Emperyalizmin her türü gibi kültür emperyalizmi de bir dış gücün kaba müdahalesinden daha fazlasına, yerli ortaklara, acentelere ihtiyaç duyar. Akademiden basına, sanattan edebiyata kadar her alanda kendine sadık temsilciler yetiştirir. Bunlar, Malcolm X’in ev zencisi dediği tipe benzerler. Günlük vazifelerinin yanında asıl sorumlulukları, tarla zencilerinin olası bir özgürlük talebine karşı efendiyi korumaktır. Bunlar, efendinin düzenini savunmakta efendinin kendisinden bile istekli, isyan edenlere karşı efendiden daha zalim olurlar.  
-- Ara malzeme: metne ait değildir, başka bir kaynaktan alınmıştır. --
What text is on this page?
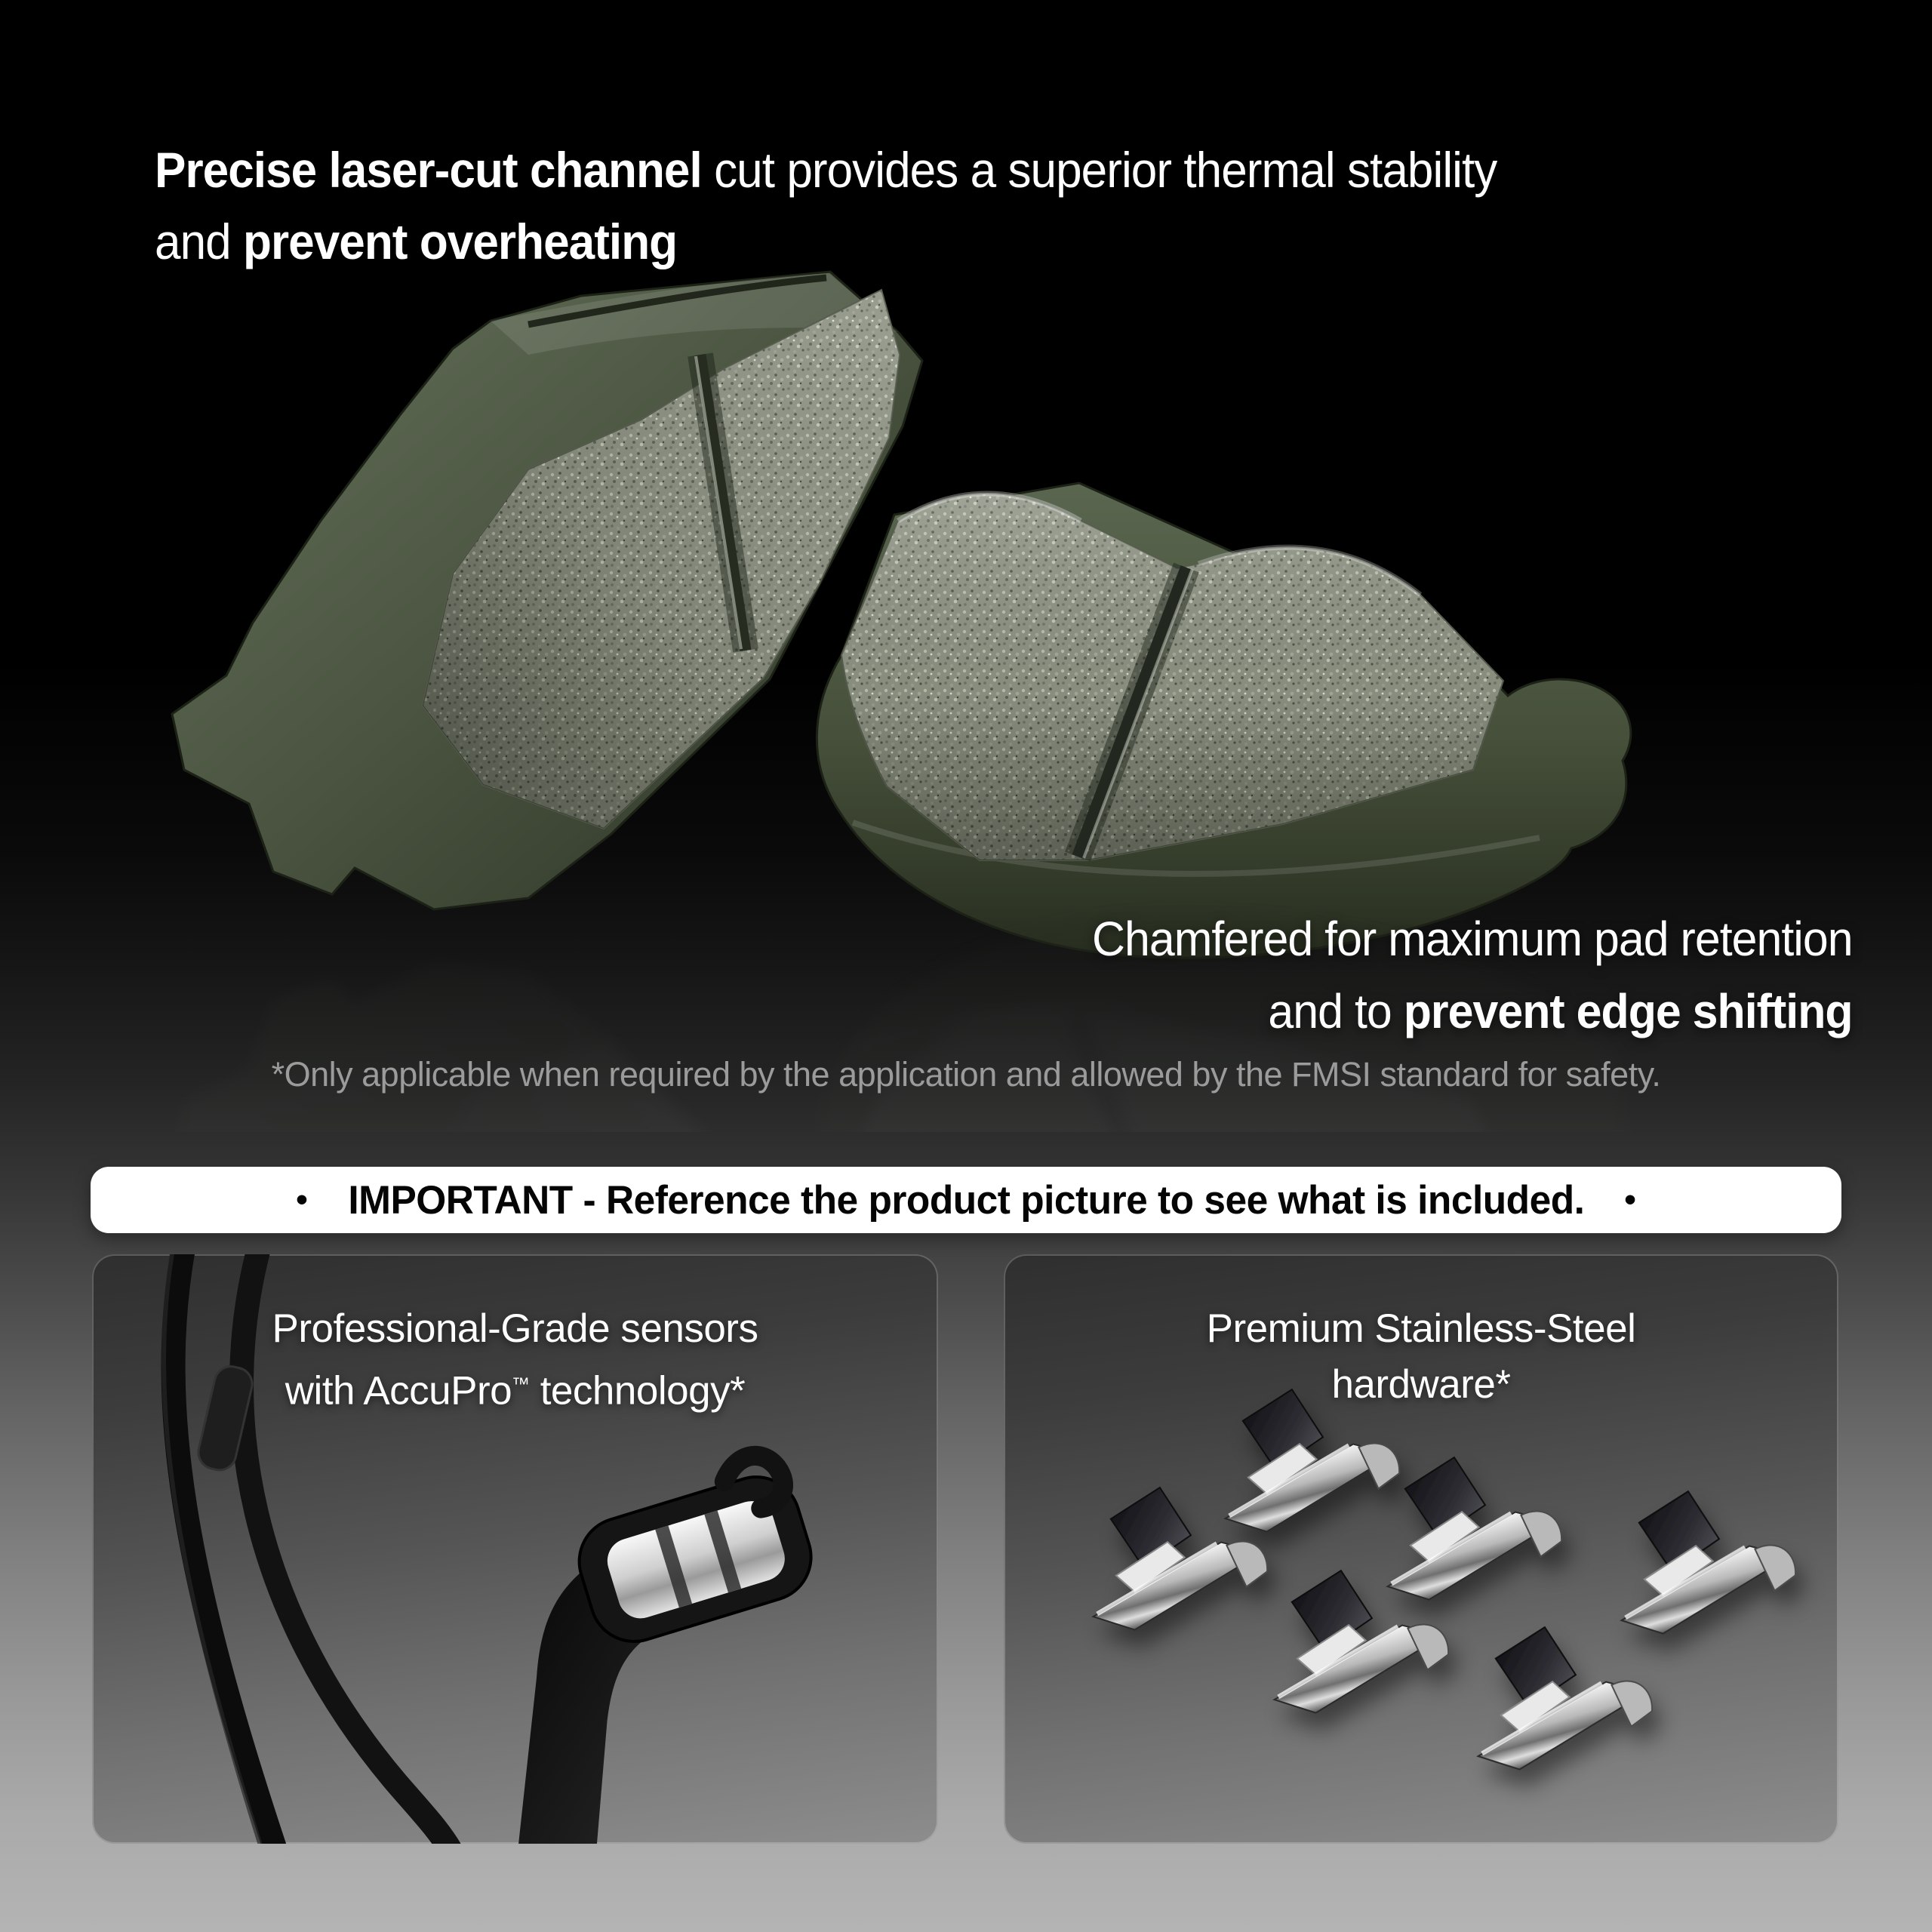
Precise laser-cut channel cut provides a superior thermal stability
and prevent overheating
Chamfered for maximum pad retention
and to prevent edge shifting
*Only applicable when required by the application and allowed by the FMSI standard for safety.
• IMPORTANT - Reference the product picture to see what is included. •
Professional-Grade sensors
with AccuPro™ technology*
Premium Stainless-Steel
hardware*
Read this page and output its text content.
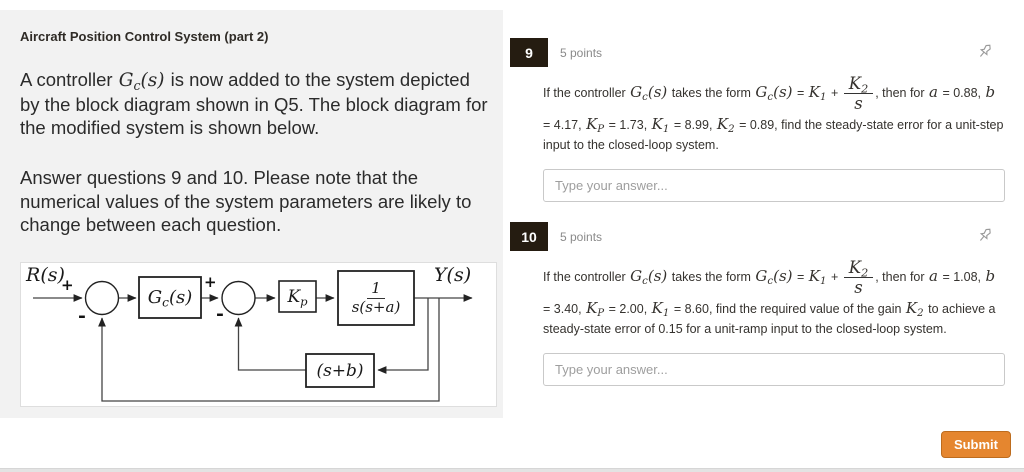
Aircraft Position Control System (part 2)
A controller $G_c(s)$ is now added to the system depicted by the block diagram shown in Q5. The block diagram for the modified system is shown below.
Answer questions 9 and 10. Please note that the numerical values of the system parameters are likely to change between each question.
R(s)	Y(s)
$G_c(s)$	$K_p$	$\frac{1}{s(s+a)}$
(s+b)
+
-
+
-
9	5 points
If the controller $G_c(s)$ takes the form $G_c(s) = K_1 + \frac{K_2}{s}$ , then for a = 0.88, b = 4.17, $K_P = 1.73$, $K_1 = 8.99$, $K_2 = 0.89$, find the steady-state error for a unit-step input to the closed-loop system.
Type your answer...
10	5 points
If the controller $G_c(s)$ takes the form $G_c(s) = K_1 + \frac{K_2}{s}$ , then for a = 1.08, b = 3.40, $K_P = 2.00$, $K_1 = 8.60$, find the required value of the gain $K_2$ to achieve a steady-state error of 0.15 for a unit-ramp input to the closed-loop system.
Type your answer...
Submit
Ertuğrul Bey’in yazısı da böylesi bir refleksin ürünü gibi duruyor. Emperyalizminin koçbaşı kurumlarından biri olan Hollywood’u eleştirmemiz her nedense onun kanına dokunuyor. Batı’nın sapkın ideolojilerine itirazımız, onun gözünde bizi “medeniyetsiz, akılsız, fikirsiz” yapıyor. Amerikalılara laf söylenmesi Ertuğrul Bey’in gözlerini karartıyor, geçiyor makinesinin başına ateş ettikçe ediyor. Çünkü efendinin medeniyetinden başka bir medeniyet tanımıyor, efendinin uygun gördüklerinin dışında bir şey yemek, efendinin tarzından farklı giyinmek, efendinin estetiğinden başka bir estetik düşünmek, ona günahların en büyüğü gibi geliyor!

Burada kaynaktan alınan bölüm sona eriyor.